Highlander : The Series Reaction

Episode 1 and 2 Reaction

Foreward:

I have seen bits and pieces of Highlander: The Series in the 90s when it first aired and ran reruns regularly. But I have not watched it since maybe the early 2000’s. I have never watched the series in order in its entirety. Additionally, I have studied historical European sword-fighting and have practiced it and taught it fairly regularly since 2015. I am not going to critique the swords, techniques, or choreography of the series except in the context of story-telling. A good sword fight in a show or movie should tell a story, and the better job they do at telling a story, the more sins get covered up. Also, “realistic sword fights” are quick, boring, and messy, they rarely make for good cinema.

Episode 1 – The Gathering

Released October 3, 1992

I’m not sure I ever watched the first episode before this. If you haven’t seen the first episode, you might not know how the series connects to the movie(s) of the same name. I certainly hadn’t. Did Connor MacLeod become Duncan MacLeod?! NOPE! Of course not. I mean, they had to slightly retcon the end of the first movie, and completely ignore the second movie. There is no Highlander II: the Quickening. There is no planet Zeist. And this is a good thing. But neither here nor there, the first episode of the series is quite enjoyable. Very 90s. But it introduces our 3 main characters, and connects the series to the movie.

Duncan MacLeod, played by Adrian Paul, is getting it on with Tessa Noel, played by Alexandra Vandermoot (really, that’s how the episode starts), when a thief/burglar Richie Ryan, played by Stan Kirsch, breaks into their “store”. Duncan feels something is amiss and puts on pants and grabs a sword. He then surprises Richie and then in quick succession we meet Slan Quince, played by Richard Moll, and Connor MacLeod, played by Christopher Lambert. And the series is off and running.

Okay, more like sashaying. There is nothing pushing the episode forward, it really just seems to saunter from plot point to plot point. Not that it’s a bad thing. It felt like all of the relevant information has room to breathe. Slan Quince is a “villian of the week” Evil Immortal whose job is to threaten the people Duncan loves to get him back into the game and fighting other immortals. He’s like a diet Kurgan, kinda menacing, but doesn’t get to go too far with his depravity. And while Richard Moll did good, and has a bunch of credits in other tv series (Bull from Night Court?!), he isn’t quite Clancy Brown. But really, he’s there to get Connor to convince Duncan to get back to fighting.

By the way, they’re clansmen about 60-ish years apart.
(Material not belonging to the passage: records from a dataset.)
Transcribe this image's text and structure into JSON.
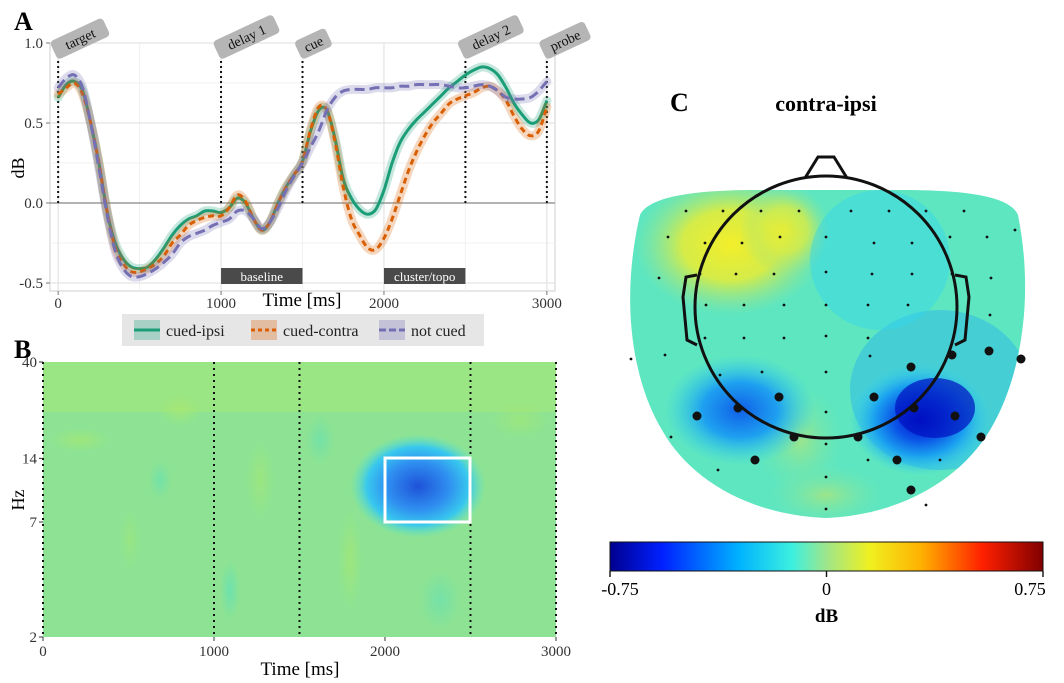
{
  "panels": {
    "A": {
      "letter": "A",
      "ylabel": "dB",
      "xlabel": "Time [ms]",
      "events": [
        {
          "label": "target",
          "t": 0
        },
        {
          "label": "delay 1",
          "t": 1000
        },
        {
          "label": "cue",
          "t": 1500
        },
        {
          "label": "delay 2",
          "t": 2500
        },
        {
          "label": "probe",
          "t": 3000
        }
      ],
      "windows": [
        {
          "label": "baseline",
          "from": 1000,
          "to": 1500
        },
        {
          "label": "cluster/topo",
          "from": 2000,
          "to": 2500
        }
      ],
      "legend": [
        {
          "label": "cued-ipsi",
          "color": "#1b9e77",
          "dash": "none"
        },
        {
          "label": "cued-contra",
          "color": "#d95f02",
          "dash": "6,4"
        },
        {
          "label": "not cued",
          "color": "#7570b3",
          "dash": "10,5"
        }
      ]
    },
    "B": {
      "letter": "B",
      "ylabel": "Hz",
      "xlabel": "Time [ms]",
      "yticks": [
        "2",
        "7",
        "14",
        "40"
      ],
      "xticks": [
        "0",
        "1000",
        "2000",
        "3000"
      ]
    },
    "C": {
      "letter": "C",
      "title": "contra-ipsi",
      "colorbar_label": "dB",
      "colorbar_ticks": [
        "-0.75",
        "0",
        "0.75"
      ]
    }
  },
  "chart_data": [
    {
      "type": "line",
      "panel": "A",
      "xlabel": "Time [ms]",
      "ylabel": "dB",
      "xlim": [
        -50,
        3050
      ],
      "ylim": [
        -0.55,
        1.0
      ],
      "xticks": [
        0,
        1000,
        2000,
        3000
      ],
      "yticks": [
        -0.5,
        0.0,
        0.5,
        1.0
      ],
      "ytick_labels": [
        "-0.5",
        "0.0",
        "0.5",
        "1.0"
      ],
      "x": [
        0,
        50,
        100,
        150,
        200,
        250,
        300,
        350,
        400,
        450,
        500,
        550,
        600,
        650,
        700,
        750,
        800,
        850,
        900,
        950,
        1000,
        1050,
        1100,
        1150,
        1200,
        1250,
        1300,
        1350,
        1400,
        1450,
        1500,
        1550,
        1600,
        1650,
        1700,
        1750,
        1800,
        1850,
        1900,
        1950,
        2000,
        2050,
        2100,
        2150,
        2200,
        2250,
        2300,
        2350,
        2400,
        2450,
        2500,
        2550,
        2600,
        2650,
        2700,
        2750,
        2800,
        2850,
        2900,
        2950,
        3000
      ],
      "series": [
        {
          "name": "cued-ipsi",
          "color": "#1b9e77",
          "dash": "none",
          "values": [
            0.66,
            0.74,
            0.76,
            0.7,
            0.5,
            0.25,
            -0.05,
            -0.25,
            -0.35,
            -0.4,
            -0.41,
            -0.4,
            -0.35,
            -0.28,
            -0.2,
            -0.14,
            -0.1,
            -0.08,
            -0.05,
            -0.05,
            -0.06,
            -0.03,
            0.03,
            0.0,
            -0.1,
            -0.17,
            -0.12,
            0.0,
            0.1,
            0.18,
            0.26,
            0.45,
            0.58,
            0.58,
            0.4,
            0.15,
            0.03,
            -0.04,
            -0.07,
            -0.04,
            0.08,
            0.25,
            0.38,
            0.46,
            0.52,
            0.57,
            0.62,
            0.67,
            0.72,
            0.76,
            0.8,
            0.83,
            0.85,
            0.84,
            0.8,
            0.72,
            0.62,
            0.55,
            0.5,
            0.52,
            0.64
          ]
        },
        {
          "name": "cued-contra",
          "color": "#d95f02",
          "dash": "6,4",
          "values": [
            0.68,
            0.72,
            0.75,
            0.68,
            0.5,
            0.25,
            -0.05,
            -0.28,
            -0.38,
            -0.43,
            -0.43,
            -0.41,
            -0.38,
            -0.33,
            -0.25,
            -0.2,
            -0.14,
            -0.11,
            -0.09,
            -0.08,
            -0.08,
            -0.03,
            0.05,
            0.01,
            -0.1,
            -0.17,
            -0.12,
            0.0,
            0.1,
            0.18,
            0.26,
            0.46,
            0.6,
            0.58,
            0.38,
            0.1,
            -0.1,
            -0.2,
            -0.28,
            -0.29,
            -0.22,
            -0.1,
            0.05,
            0.2,
            0.32,
            0.42,
            0.5,
            0.56,
            0.62,
            0.65,
            0.67,
            0.69,
            0.72,
            0.73,
            0.7,
            0.64,
            0.54,
            0.46,
            0.42,
            0.45,
            0.6
          ]
        },
        {
          "name": "not cued",
          "color": "#7570b3",
          "dash": "10,5",
          "values": [
            0.72,
            0.78,
            0.8,
            0.72,
            0.5,
            0.22,
            -0.07,
            -0.3,
            -0.41,
            -0.46,
            -0.46,
            -0.44,
            -0.41,
            -0.37,
            -0.32,
            -0.25,
            -0.21,
            -0.19,
            -0.17,
            -0.14,
            -0.12,
            -0.1,
            -0.05,
            -0.05,
            -0.1,
            -0.16,
            -0.12,
            -0.03,
            0.08,
            0.17,
            0.25,
            0.35,
            0.45,
            0.58,
            0.66,
            0.7,
            0.71,
            0.71,
            0.71,
            0.72,
            0.72,
            0.72,
            0.73,
            0.73,
            0.74,
            0.74,
            0.74,
            0.74,
            0.73,
            0.72,
            0.72,
            0.73,
            0.74,
            0.73,
            0.7,
            0.66,
            0.65,
            0.65,
            0.66,
            0.7,
            0.76
          ]
        }
      ]
    },
    {
      "type": "heatmap",
      "panel": "B",
      "xlabel": "Time [ms]",
      "ylabel": "Hz",
      "xlim": [
        0,
        3000
      ],
      "ylim": [
        2,
        40
      ],
      "yscale": "log",
      "xticks": [
        0,
        1000,
        2000,
        3000
      ],
      "yticks": [
        2,
        7,
        14,
        40
      ],
      "event_lines": [
        0,
        1000,
        1500,
        2500,
        3000
      ],
      "cluster_box": {
        "t_from": 2000,
        "t_to": 2500,
        "f_from": 7,
        "f_to": 14
      },
      "cluster_effect_db": -0.6
    },
    {
      "type": "heatmap",
      "panel": "C",
      "title": "contra-ipsi",
      "colorbar": {
        "label": "dB",
        "min": -0.75,
        "max": 0.75,
        "ticks": [
          -0.75,
          0,
          0.75
        ]
      }
    }
  ]
}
Connor taught Duncan the rules of the game, like he was taught by another. Duncan and Connor spar with swords a few times. Richie watches them. Duncan tries to get Tessa to leave “for her own safety”. etc etc. By the end Slan is dead; Connor advises Duncan to watch Richie and Tessa reunites with Duncan; and Connor leaves to go fight other Evil Immortals.

I’m trying not to just summarize everything that happened in the episode, but this first episode had a bunch of important stuff going on. It’s setting up the characters, the setting, and the framework for an entire series based off of most of one movie and ignoring an entire other movie that shares its name. Duncan is tall, dark, handsome, and mysterious. Tessa is artistic, hot, and has a distractingly cute French accent. Richie has boyish charms and a myschevious nature. And Connor is gritty, dispenses plot, and chuckles his Christopher Lambert chuckle, then departs the series completely.
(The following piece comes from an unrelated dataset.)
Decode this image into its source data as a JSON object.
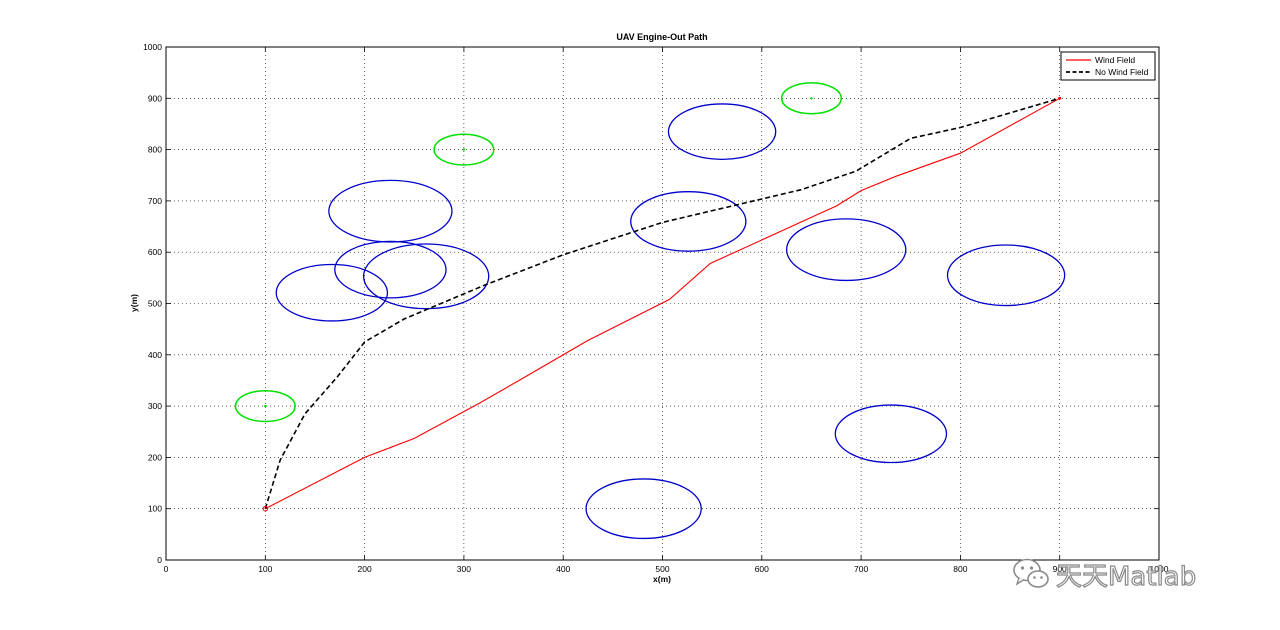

The sword fights were campy and fun and appropriate for the story beats they took place in. There were flash-backs to establish history between Duncan and Connor, something that became a mainstay of the series. The least plausible thing to happen was snaring Richie into sticking around. I give it an A. It was a good episode and a great first establishing episode for the series.

Episode 2 – Family Tree

Released October 10, 1992

If I could describe this episode succinctly, it would be a 90s tv series “Found Family” special mixed with a villain of the week. The episode quickly establishes the bad guys and their motivations (money), and Richie is the patsy that drives the plot forward by searching for his parents. He gets conned in that “I want to believe this conman is my father” kind of way while Duncan is trying to protect him and warn him that he’s being dumb. Tessa is supportive of Richie and reminds Duncan that not everyone has been looking over their shoulder for 400 years, so stop being so cynical. And Duncan gets to empathize with losing his family after he came back from being dead, and gets to be a badass when he confronts the loan sharks the conman owes money to.
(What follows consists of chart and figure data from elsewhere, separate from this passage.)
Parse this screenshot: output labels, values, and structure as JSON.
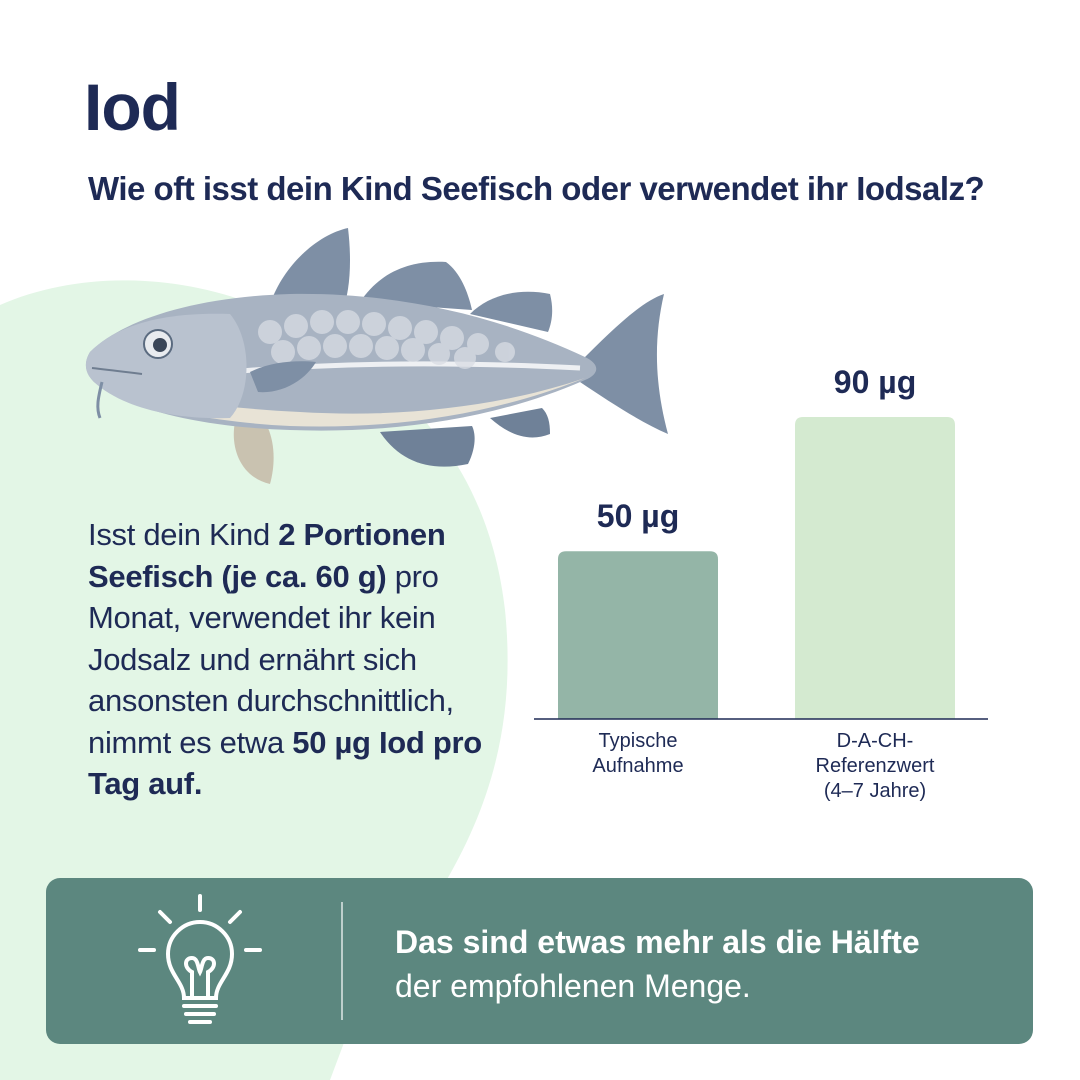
{
  "page": {
    "title": "Iod",
    "question": "Wie oft isst dein Kind Seefisch oder verwendet ihr Iodsalz?"
  },
  "body_text": {
    "part1": "Isst dein Kind ",
    "part2": "2 Portionen Seefisch (je ca. 60 g)",
    "part3": " pro Monat, verwendet ihr kein Jodsalz und ernährt sich ansonsten durchschnittlich, nimmt es etwa ",
    "part4": "50 µg Iod pro Tag auf."
  },
  "chart_data": {
    "type": "bar",
    "categories": [
      [
        "Typische",
        "Aufnahme"
      ],
      [
        "D-A-CH-",
        "Referenzwert",
        "(4–7 Jahre)"
      ]
    ],
    "values": [
      50,
      90
    ],
    "value_labels": [
      "50 µg",
      "90 µg"
    ],
    "colors": [
      "#94b5a7",
      "#d4ead0"
    ],
    "ylim": [
      0,
      90
    ],
    "grid": false
  },
  "tip": {
    "strong": "Das sind etwas mehr als die Hälfte",
    "normal": "der empfohlenen Menge."
  },
  "icons": {
    "fish": "fish-illustration",
    "bulb": "lightbulb-icon"
  },
  "colors": {
    "navy": "#1e2a55",
    "mint": "#e3f6e6",
    "tip_bg": "#5c877f"
  }
}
I’m being pretty brief with this episode because it really has no lasting effect on the series. It’s a pretty standard world-building kind of episode. The stakes aren’t high, or at least they don’t feel like they mean anything, but it helps to build out the dynamic of our main characters. The villain of the week is hardly menacing, except for the few moments that they are, which quickly get defused by Duncan. Overall, a pretty “meh” episode. I give it a C. Nothing bad, but nothing noteworthy.